Would (1) and (2) suffice for you as the law of non-contradiction?
— TonesInDeepFreeze

— javra

How does your newly provided caveat (1) added to your previously made statement (2) not fully equate semantically to what I initially explicitly defined the law of noncontradiction to be in full? — javra

I asked because I wanted to know whether you think they are equivalent, and if not, then knowing in what ways they are different would shed light on the differences in how the law of non-contradiction is taken. And, if they are equivalent then I could use my formulation in also your context, as I prefer my formation with which we don't have to give the caveat each time we talk about the kind of statements we're studying, including the law of non-contradiction and others.

If (2) and the now explicitly stated (1) do fully equate semantically to what I initially stated explicitly, then you have your answer. “Yes.”

A and notA do not occur — javra

Is A a statement?
— TonesInDeepFreeze

obviously not when taken in proper given context. ("if a statement both does and does not occur [...]" ???) — javra

Then my formulation does not accord with your notion, since my formulation takes the law of non-contradiction to regard statements.

if not [a statement], then what is A
— TonesInDeepFreeze

Anything whatsoever that can be the object of one’s awareness. For example, be this object of awareness mental (such as the concept of “rock”), physical (such as a rock), or otherwise conceived as a universal (were such to be real) that is neither specific to one’s mind or to physical reality (such as the quantities specified by “1” and “0”, as these can for example describe the number of rocks present or else addressed).

and what does it mean for it to occur?
— TonesInDeepFreeze

In all cases, it minimally means for it to be that logical identity, A=A, which one is at least momentarily aware of. Ranging from anything one might specify when saying, "it occurred to me that [...]" to anything that occurs physically which one is in any way aware of. — javra

I get you. A broad sense.

get the sense you might now ask further trivial questions devoid of any context regarding why they might be asked. — javra

They're not trivial. And I asked them to better understand your view.

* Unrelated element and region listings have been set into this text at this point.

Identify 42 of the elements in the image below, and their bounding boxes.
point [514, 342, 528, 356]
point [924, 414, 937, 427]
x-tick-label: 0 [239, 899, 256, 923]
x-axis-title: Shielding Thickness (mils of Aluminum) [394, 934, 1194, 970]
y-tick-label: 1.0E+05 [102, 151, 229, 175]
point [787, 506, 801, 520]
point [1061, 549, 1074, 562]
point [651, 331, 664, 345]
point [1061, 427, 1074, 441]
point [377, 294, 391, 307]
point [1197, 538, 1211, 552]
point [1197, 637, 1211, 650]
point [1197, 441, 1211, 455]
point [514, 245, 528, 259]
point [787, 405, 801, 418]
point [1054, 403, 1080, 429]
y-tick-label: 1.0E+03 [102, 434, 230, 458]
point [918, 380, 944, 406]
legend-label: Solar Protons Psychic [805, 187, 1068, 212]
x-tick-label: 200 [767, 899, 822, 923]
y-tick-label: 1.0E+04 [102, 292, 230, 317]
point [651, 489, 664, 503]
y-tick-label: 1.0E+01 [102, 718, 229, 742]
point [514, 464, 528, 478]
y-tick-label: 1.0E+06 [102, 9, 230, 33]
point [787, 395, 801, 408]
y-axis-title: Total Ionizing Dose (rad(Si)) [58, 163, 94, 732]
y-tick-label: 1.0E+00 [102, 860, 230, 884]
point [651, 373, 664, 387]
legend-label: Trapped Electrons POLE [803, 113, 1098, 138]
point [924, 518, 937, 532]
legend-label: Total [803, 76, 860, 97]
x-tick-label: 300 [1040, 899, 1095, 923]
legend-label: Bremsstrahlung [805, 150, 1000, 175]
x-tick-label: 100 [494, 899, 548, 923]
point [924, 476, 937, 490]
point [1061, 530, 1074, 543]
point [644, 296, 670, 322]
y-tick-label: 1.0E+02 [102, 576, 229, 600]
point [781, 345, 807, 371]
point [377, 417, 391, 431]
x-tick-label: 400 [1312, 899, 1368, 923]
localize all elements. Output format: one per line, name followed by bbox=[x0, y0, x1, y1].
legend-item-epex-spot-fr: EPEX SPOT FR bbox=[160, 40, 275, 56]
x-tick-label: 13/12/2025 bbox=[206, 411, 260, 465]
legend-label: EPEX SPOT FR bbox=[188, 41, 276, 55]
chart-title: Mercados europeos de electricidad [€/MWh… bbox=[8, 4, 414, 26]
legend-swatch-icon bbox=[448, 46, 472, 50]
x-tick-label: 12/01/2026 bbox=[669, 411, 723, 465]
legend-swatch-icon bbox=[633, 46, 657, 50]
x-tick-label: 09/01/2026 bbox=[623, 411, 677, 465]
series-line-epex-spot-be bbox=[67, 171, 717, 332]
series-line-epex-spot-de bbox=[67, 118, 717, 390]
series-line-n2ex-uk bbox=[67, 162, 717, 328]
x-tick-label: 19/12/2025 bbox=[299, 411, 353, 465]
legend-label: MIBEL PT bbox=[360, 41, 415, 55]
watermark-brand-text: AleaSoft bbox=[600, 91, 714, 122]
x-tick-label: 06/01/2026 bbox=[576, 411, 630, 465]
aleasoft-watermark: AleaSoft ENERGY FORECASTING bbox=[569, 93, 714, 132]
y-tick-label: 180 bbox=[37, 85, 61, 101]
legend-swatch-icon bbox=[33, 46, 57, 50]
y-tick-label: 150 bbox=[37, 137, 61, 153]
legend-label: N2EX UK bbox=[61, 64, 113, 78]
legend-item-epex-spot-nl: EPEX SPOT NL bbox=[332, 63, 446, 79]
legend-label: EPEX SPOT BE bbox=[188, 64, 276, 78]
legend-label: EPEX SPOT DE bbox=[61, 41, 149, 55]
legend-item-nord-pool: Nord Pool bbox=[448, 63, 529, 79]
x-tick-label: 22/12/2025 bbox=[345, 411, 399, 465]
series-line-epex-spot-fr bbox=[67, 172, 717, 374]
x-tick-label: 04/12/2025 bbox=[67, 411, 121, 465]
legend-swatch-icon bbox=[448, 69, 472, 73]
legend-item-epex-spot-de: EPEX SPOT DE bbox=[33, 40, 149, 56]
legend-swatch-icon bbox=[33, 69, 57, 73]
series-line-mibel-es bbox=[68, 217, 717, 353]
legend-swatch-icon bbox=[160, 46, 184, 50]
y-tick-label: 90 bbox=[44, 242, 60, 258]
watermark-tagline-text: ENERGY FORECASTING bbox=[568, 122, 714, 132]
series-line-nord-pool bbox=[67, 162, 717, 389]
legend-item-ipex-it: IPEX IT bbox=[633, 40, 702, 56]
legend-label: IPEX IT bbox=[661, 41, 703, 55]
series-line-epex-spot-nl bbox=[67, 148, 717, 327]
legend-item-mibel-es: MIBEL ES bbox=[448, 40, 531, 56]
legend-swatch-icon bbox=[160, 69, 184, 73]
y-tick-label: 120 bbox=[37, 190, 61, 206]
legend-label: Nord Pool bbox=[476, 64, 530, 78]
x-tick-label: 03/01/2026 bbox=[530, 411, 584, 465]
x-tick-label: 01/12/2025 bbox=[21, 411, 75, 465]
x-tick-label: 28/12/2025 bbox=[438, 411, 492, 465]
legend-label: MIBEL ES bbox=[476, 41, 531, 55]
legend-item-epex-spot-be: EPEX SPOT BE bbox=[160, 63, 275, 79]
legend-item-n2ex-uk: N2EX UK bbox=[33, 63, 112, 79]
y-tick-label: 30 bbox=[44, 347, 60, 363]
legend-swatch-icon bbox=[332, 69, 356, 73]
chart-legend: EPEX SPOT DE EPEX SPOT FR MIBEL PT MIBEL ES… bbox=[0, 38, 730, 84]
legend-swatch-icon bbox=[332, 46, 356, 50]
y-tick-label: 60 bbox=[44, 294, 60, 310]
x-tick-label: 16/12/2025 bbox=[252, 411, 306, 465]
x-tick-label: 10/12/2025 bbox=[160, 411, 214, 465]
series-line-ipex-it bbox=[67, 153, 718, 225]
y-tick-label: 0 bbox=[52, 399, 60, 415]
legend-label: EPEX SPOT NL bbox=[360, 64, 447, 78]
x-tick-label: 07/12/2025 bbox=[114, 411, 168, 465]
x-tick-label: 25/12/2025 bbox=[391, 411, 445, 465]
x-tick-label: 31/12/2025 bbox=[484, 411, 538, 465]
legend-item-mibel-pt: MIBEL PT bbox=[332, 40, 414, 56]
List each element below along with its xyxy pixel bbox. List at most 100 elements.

Thank you for suggesting the SEP article. I am familiar with it even if I have not carefully studied all of it.

one can’t pretend to represent a contradiction in the form of a proposition and then apply the LEM — Leontiskos

Does "apply" there refer to proofs of "(A -> (B & ~B)) -> ~A" or "~(B & ~B)"? LEM is not needed to prove those.

"the presence of water implies the presences of oxygen"

is not an "if then" statement, since 'the presence of water' and 'the presence of oxygen' are noun phrases, not propositions.
— TonesInDeepFreeze

An alternative way of putting it would be 'if water then oxygen'. 'If water then no oxygen' contradicts 'if water then oxygen' according to the logic of everyday parlance. — Janus

I don't think that way, except possibly as elliptic. Especially if the context demands analysis of the logical connections, I would says something like this instead:

'If water is present then oxygen is not present' contradicts 'if water is present then oxygen is present'.

As to to whether the above is true, of course, in many everyday contexts, it is regarded as true. In other contexts it is not regarded as true.

My point earlier with taking an alternative interpretation, that is with the 'notB' not being interpreted as 'not oxygen' but rather as signifying something other than oxygen, say hydrogen, then the two statements would not contradict one another. — Janus

If I understand you correctly, I agree, and I touched on a similar example a while back.